El helicóptero rugió por encima de sus cabezas y, una vez los focos reflectores los localizaron, se desvió a un campo colindante y aterrizó allí. Thomas estaba observando a los camilleros agachados bajo las hélices cuando se dio cuenta de que, salvo la forma acurrucada de Elsbeth Church, estaba solo.

Se dio la vuelta, pero los dos hombres que habían estado junto a él habían desaparecido tras el pinar que tenía a sus espaldas.

Mientras un par de profesionales paramédicos atendían a Elsbeth y los demás se dirigían hacia Wayland’s Smithy, Thomas paró al policía que los estaba escoltando.

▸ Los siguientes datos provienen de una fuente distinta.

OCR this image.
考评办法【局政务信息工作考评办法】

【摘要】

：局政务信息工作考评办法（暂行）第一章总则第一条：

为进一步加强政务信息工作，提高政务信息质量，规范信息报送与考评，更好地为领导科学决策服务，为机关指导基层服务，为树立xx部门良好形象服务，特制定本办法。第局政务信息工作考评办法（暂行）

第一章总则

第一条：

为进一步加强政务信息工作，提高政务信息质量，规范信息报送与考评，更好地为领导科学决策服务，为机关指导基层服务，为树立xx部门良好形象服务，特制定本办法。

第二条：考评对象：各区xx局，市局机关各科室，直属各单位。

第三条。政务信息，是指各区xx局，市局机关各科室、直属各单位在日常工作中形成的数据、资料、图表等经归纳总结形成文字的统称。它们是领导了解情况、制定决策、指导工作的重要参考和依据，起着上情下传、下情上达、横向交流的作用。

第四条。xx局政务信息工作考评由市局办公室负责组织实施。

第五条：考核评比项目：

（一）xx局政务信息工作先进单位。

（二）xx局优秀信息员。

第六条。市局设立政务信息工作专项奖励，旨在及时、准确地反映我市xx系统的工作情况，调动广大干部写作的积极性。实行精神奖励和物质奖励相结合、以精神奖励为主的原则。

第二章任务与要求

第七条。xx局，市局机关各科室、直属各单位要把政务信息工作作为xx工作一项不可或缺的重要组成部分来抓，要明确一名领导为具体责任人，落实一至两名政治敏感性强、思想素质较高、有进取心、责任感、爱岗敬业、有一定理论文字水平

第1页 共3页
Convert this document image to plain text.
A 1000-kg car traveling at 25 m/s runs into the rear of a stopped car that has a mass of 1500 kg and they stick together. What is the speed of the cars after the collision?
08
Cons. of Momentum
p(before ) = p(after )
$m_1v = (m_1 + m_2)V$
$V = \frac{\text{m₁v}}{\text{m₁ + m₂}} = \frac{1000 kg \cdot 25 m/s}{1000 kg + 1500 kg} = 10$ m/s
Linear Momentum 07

—Uno de los hombres que han muerto allí arriba era el profesor Randall Dagenhart —dijo—. Tiene un ordenador portátil. Puede que esté en su coche o en el Instituto Shakespeare en Stratford. Es importante que se hagan con él antes de que alguien se entere de su muerte. Por el bien del caso. Cuando lo tengan en su poder, me gustaría hablar con usted de su contenido y proponerle algo.

El policía rebuscó entre sus cosas hasta sacar un bloc.

—Y también querrá hablar con el administrador de Daniella Blackstone —dijo Thomas—. Creo que descubrirá que ha estado chantajeando a Dagenhart con el fin de que le revelara el paradero de cierta obra de teatro.

—¿Una obra?

—Sí —dijo Thomas—. Pero ya no importa. Ha desaparecido.

—¿Y estaba chantajeando a Dagenhart acerca de la muerte de Daniella Blackstone?

—No —dijo Thomas—. Por algo que ocurrió antes. Hace mucho tiempo.

Thomas echó a andar por el oscuro camino que conducía hasta la colina del Caballo Blanco, y pensó en la manera en que aquellas vidas habían estado relacionadas, los académicos y los estudiantes, los vivos y los muertos, todos unidos por el contacto, por una historia compartida, y las palabras de aquella canción de Paul Simon resonaron en su mente. Algo acerca de dos cuerpos que giraban hasta convertirse en uno…

Muy cierto, pensó, muy shakesperiano.